All HFT strategies involve the use of crossing platforms and, as it turns out, these crosses were only good for side of the trade. Blind faith in crossing is imprudent. More important is the structure of the trading process in which the cross takes place. Knowledge of venues and safeguards in process, combined with trading expertise, are the only protections you have in trading, crossing or otherwise.

Confession #5


Without performance measurement, there is no accountability and thus no fiduciary. 
Time-weighted performance is the quantitative measure of transition success, but it's also so much more. When the rules of success are so clearly defined as they are with the T-Standard, the motives and intent of the transition provider will align with the client's goal of minimizing the performance impact of the event.

Transition management has similarities to ongoing asset management, but transition services are very different than what your ongoing asset managers provide. We all have our place in the investment ecosystem and although we use much of the same vocabulary and many of the same tools, transition managers and investment managers serve very different functions.

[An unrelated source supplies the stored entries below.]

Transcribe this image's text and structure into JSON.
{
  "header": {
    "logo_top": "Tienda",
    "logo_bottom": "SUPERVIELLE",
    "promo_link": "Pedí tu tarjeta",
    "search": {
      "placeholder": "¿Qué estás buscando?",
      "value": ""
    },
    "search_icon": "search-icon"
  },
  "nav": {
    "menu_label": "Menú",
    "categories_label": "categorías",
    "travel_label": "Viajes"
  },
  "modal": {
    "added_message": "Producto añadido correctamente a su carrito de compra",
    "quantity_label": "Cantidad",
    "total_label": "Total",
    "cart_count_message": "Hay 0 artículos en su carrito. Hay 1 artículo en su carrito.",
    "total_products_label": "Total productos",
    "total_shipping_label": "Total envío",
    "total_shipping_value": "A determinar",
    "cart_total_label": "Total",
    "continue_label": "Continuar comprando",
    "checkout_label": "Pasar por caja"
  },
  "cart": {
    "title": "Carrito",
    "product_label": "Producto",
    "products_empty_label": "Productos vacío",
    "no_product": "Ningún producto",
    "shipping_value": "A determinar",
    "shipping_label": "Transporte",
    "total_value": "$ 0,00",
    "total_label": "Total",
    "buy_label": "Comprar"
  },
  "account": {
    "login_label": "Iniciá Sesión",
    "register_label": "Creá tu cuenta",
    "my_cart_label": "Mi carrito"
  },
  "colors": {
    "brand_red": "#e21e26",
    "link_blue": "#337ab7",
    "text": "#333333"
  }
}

Investment managers build processes and systems to scale long-term investment value to thousands of investors concurrently. Transition managers focus on a small sub-set of time in the investment process when change takes place, efficiently moving assets between investment strategies for a single investor at a time. Yet we frequently see asset owners employing ongoing investment managers to implement transitions, mostly out of indifference for the transition process. Using ongoing asset managers to manage transitions is neither prudent nor effective. Transition managers provide a specialized service with process, systems and skill to efficiently implement portfolio changes. And how do we know this? Because we measure results.

Measurement of performance is the most important due diligence question an investor can ask when determining who should manage their transition: Will the provider measure performance with T-Standard implementation shortfall? I.e., will the provider be accountable for performance?

Categorically, investment managers will not provide T-Standard implementation shortfall performance results. In fact, an investment manager will always choose option B: a performance holiday. They are not wrong for electing to take the holiday if granted to them by the investor. After all, why assume the burden of setting expectations, measuring performance, and taking accountability for something that is not core to the business and does not provide any economic incentive? And this highlights the performance-holiday fiduciary paradox: You can't be a true fiduciary without accountability, and you can't have accountability without measuring performance. Yes, an investment manager can trade, but transition management is so much more than trading. It's short-term intensive project management combined with astute risk management crammed into a very short time horizon. To implement successfully, investors need to set the bar higher. They need a transition specialist.